Models
======

This project compares two OCR/vision models for the transcription stage,
all followed by the same Mistral Large post-correction step.

Mistral OCR
-----------

**Type**: Dedicated OCR API (cloud)

**Endpoint**: ``https://api.mistral.ai/v1/ocr``

**Model ID**: ``mistral-ocr-latest``

Mistral OCR is a specialised optical character recognition model developed by Mistral AI.
Unlike general vision-language models, it is optimised for document transcription and
returns structured Markdown output with page-level segmentation.

**Strengths**:

- High accuracy on printed text including historical fonts
- Returns structured ``pages`` objects with per-page Markdown
- Handles multi-column layouts better than general vision models
- No prompt required: document is sent directly
- Best CER/WER scores observed across all tested models

**Limitations**:

- Returns Markdown markup (italics, bold, headers) that must be cleaned before evaluation
- Cloud API: requires internet access and a valid Mistral API key
- Paid service

**Input format**:

.. code-block:: python

   {
     "model": "mistral-ocr-latest",
     "document": {
       "type": "image_url",
       "image_url": "data:image/png;base64,<base64>"
     }
   }

**Output format**: JSON with a ``pages`` list, each page containing a ``markdown`` field. Or Raw text.

---

Qwen2.5-VL 7b (Ollama)
-----------------------

**Type**: Vision-language model (local, open-source)

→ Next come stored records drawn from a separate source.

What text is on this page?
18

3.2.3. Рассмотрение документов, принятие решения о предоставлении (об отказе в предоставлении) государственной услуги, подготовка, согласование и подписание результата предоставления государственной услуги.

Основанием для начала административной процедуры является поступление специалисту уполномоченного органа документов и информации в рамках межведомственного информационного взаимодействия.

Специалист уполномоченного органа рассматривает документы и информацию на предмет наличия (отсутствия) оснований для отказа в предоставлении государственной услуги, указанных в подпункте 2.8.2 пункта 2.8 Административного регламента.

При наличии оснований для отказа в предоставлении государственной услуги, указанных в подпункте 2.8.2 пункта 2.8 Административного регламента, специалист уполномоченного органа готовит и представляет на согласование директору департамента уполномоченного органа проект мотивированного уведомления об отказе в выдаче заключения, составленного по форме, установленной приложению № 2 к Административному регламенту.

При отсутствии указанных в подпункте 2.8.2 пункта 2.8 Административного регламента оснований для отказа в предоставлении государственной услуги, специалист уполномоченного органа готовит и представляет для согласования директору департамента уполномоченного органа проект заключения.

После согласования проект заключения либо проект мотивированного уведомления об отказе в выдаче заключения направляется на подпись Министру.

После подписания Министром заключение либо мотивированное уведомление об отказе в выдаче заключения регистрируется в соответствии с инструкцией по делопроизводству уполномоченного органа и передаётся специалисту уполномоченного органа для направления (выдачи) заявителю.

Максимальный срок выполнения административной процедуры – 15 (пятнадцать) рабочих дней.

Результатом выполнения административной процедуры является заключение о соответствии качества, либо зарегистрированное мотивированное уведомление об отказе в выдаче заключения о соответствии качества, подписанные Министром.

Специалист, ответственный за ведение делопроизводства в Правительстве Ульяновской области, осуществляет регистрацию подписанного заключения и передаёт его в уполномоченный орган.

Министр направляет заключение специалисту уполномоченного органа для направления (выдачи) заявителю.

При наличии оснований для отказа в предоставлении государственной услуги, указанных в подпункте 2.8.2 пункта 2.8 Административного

**Endpoint**: ``http://localhost:11434/api/chat``

**Model ID**: ``qwen2.5vl:7b``

Qwen2.5-VL is an open-source vision-language model developed by Alibaba DAMO Academy.
The 7b variant is run locally via **Ollama**, requiring no API key or internet connection
after the initial model download.

**Strengths**:

- Fully local: no data leaves the machine, no API cost
- Strong multilingual capability including French and Latin
- Free and open-source (Apache 2.0 licence)
- Correctly transcribes most running text

**Limitations**:

- Requires a machine with sufficient VRAM (minimum 8 GB recommended)
- Slower inference than cloud APIs on CPU-only setups
- Post-correction step had no effect on this model (ΔCER: 0.000, ΔWER: 0.000),
  suggesting the LLM correction prompt needs to be adapted for Qwen outputs
- Produces hallucinated artefacts on degraded page regions
  (e.g. ``"us de F Provence, paye quoral, po Les Enfantras"``)
- Includes page headers and column markers in output (e.g. ``"Tome V. P E A."``)

**Setup**:

.. code-block:: bash

   # Install Ollama (https://ollama.com)
   ollama pull qwen2.5vl:7b
   ollama serve   # starts the local API on port 11434

**Input format**:

.. code-block:: python

   {
     "model": "qwen2.5vl:7b",
     "messages": [
       {
         "role": "user",
         "content": [
           {"type": "text", "text": "<prompt>"},
           {"type": "image_url", "image_url": "data:image/png;base64,<base64>"}
         ]
       }
     ],
     "stream": False
   }

**Output format**: ``message.content`` string in the Ollama chat response.

---

Post-Correction: Mistral Large
-------------------------------

**Type**: LLM text correction (cloud)

**Endpoint**: ``https://api.mistral.ai/v1/chat/completions``

**Model ID**: ``mistral-large-latest``

Transcriptions pass through
**Mistral Large** for post-correction. This step fixes:

- OCR character substitutions (``Vestigal`` → ``Vectigal``)
- Semantic errors (``entre deux foires`` → ``entre deux soleils``)
- Erroneous modernisation of archaic spelling (``portaient`` → ``portoient``)
- Corrupted proper nouns and dates
- Words split across line breaks

.. note::
   The post-correction step proved highly effective on Mistral OCR output (ΔWER up to +0.0422).


Model Comparison Summary
-------------------------

.. list-table::
   :header-rows: 1
   :widths: 20 15 15 15 20

   * - Model
     - Type
     - Local / Cloud
     - API Key needed
     - Cost
   * - Mistral OCR
     - Dedicated OCR
     - Cloud
     - Yes (Mistral)
     - Paid
   * - Qwen2.5-VL 7B
     - Vision LLM
     - Local
     - No
     - Free

Kraken+Ciaconna
-----------

Kraken+Ciaconna has shown remarkable performance on Latin and polytonic Greek scripts.

.. figure:: /Documentation/Images/table_ref.png
   :width: 100%
   :align: center
   :alt: Alternative text for the image
   :name: table_ref

Results of Matteo Romanello, Sven Najem-Meyer, and Bruce Robertson. 2021. Optical Character Recognition of 19th Century Classical Commentaries: the Current State of Affairs.